The Lannisters are the only real threat to Littlefinger in the immediate future (it’ll take some time for a massive fleet to make it to Westeros and the show has made it clear that the timelines in Westeros don’t exactly match those in Essos). Cersei’s insane plot to eliminate all her enemies also cost her the life of her son. She didn’t allow there to be any kind of power vacuum and immediately put herself on the Iron Throne. There is still the matter of the prophecy, however. Every other part of that prophecy has already come true. All that is left is the Valonqar, the little brother, strangling her to death.  It’s generally assumed that the Valonqar is Tyrion. He certainly has enough reason to want her dead. But Jaime is also younger than Cersei, by a few minutes at least.
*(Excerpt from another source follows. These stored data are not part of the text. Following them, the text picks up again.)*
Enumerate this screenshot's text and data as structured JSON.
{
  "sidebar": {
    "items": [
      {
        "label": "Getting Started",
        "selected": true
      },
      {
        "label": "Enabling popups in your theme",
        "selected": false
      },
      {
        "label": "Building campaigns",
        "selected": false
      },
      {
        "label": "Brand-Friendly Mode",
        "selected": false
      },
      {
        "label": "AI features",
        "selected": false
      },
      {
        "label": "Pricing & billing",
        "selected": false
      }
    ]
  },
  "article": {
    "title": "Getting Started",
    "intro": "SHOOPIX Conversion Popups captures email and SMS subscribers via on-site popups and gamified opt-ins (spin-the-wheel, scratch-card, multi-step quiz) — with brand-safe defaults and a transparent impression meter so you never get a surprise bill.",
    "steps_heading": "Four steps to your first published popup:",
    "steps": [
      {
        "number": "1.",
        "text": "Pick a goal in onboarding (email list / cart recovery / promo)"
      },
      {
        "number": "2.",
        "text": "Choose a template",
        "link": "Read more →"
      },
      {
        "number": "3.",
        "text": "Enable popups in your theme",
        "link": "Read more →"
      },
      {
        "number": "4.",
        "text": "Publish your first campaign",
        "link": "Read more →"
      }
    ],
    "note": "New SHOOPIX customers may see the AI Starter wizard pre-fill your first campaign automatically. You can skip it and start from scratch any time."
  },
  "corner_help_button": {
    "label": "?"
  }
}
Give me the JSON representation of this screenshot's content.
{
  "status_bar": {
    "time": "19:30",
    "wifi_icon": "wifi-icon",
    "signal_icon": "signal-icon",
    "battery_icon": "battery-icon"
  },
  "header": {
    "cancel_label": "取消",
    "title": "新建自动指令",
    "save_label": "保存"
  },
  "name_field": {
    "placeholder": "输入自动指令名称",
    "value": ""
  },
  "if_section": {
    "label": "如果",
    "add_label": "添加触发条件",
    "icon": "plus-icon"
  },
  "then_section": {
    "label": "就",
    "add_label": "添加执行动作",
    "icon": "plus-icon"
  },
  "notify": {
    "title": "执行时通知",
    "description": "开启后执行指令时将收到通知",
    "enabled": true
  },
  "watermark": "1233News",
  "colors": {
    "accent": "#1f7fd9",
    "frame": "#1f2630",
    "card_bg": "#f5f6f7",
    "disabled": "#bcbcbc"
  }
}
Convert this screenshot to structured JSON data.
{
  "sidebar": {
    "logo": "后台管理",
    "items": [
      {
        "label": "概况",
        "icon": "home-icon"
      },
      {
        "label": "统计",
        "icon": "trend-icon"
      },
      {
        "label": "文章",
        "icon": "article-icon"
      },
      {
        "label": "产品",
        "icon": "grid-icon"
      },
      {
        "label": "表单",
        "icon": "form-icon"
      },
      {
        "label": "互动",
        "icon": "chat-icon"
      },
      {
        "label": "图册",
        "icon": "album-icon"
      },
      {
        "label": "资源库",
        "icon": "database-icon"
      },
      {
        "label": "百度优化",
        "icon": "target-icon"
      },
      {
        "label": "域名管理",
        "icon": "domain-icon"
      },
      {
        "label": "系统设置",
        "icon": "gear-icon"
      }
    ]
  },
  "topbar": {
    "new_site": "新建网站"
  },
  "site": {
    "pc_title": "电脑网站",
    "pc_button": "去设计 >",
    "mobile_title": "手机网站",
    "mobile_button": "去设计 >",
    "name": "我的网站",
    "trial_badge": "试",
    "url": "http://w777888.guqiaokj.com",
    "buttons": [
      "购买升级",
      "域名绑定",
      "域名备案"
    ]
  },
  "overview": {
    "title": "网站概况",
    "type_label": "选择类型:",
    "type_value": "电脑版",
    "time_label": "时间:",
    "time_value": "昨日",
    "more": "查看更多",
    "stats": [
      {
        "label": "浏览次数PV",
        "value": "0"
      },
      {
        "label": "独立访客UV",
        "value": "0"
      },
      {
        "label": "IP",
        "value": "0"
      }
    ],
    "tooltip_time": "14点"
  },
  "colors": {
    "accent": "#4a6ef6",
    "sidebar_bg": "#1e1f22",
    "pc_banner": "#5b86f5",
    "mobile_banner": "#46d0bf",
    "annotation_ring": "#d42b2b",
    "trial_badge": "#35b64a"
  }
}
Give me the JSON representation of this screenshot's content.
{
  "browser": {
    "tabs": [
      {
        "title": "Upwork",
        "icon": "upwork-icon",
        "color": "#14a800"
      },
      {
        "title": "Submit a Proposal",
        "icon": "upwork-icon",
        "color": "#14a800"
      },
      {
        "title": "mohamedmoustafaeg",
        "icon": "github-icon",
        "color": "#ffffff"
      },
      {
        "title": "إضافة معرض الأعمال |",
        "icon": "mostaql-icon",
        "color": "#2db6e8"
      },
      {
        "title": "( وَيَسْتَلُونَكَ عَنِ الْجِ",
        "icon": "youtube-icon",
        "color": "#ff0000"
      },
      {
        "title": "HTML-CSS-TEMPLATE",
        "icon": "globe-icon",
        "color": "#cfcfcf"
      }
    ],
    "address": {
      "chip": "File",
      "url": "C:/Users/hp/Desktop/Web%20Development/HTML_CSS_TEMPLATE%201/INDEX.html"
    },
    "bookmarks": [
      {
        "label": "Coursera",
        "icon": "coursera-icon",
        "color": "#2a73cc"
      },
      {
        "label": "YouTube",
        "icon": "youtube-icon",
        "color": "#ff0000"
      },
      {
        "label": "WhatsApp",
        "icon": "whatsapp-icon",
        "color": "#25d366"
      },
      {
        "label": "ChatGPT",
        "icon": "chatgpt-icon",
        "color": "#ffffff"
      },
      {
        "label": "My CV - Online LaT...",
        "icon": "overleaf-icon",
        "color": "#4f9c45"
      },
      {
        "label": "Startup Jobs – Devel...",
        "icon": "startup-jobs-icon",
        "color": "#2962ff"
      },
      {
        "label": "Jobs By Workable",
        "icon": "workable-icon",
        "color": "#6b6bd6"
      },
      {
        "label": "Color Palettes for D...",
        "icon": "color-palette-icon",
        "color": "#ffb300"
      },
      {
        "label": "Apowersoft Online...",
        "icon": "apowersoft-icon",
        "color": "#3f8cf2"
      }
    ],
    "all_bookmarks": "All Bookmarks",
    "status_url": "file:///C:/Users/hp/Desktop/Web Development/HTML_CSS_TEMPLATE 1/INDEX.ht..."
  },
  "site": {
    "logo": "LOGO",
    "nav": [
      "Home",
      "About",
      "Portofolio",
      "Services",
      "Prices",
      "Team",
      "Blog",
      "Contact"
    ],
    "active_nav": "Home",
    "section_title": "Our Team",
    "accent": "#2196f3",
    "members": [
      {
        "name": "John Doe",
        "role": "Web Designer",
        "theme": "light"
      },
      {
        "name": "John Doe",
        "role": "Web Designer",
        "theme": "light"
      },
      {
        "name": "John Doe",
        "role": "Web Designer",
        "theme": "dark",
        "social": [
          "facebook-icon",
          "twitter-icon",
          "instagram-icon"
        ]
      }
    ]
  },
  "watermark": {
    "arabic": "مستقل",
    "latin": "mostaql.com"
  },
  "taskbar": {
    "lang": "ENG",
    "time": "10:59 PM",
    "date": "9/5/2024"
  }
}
The look of devastation on Jaime’s face when he sees King’s Landing still smoldering as his sister is crowned speaks volumes. He betrayed his honor, his sacred vows, and his king when Mad King Aerys decided to burn the city to the ground. Cersei has restarted the Make King’s work. I believe Jaime will try to stop her the only way he knows how – by killing her.

With Cersei dead, the Lannister armies would no longer have a reason to stop Littlefinger from taking the throne. And considering the fact that Littlefinger is incredibly good at paying people to be his friends, the Gold Cloaks will probably already be his by the time he shows up at the city gates. In theory, he could waltz right into King’s Landing without having to shed any blood at all.

Either that or he’ll show up at the gates at the same moment Daenerys shows up on the horizon. If he does, indeed, get to the city in time to take the throne, he won’t hold it long. The Mother of Dragons is coming and she will take what she wants.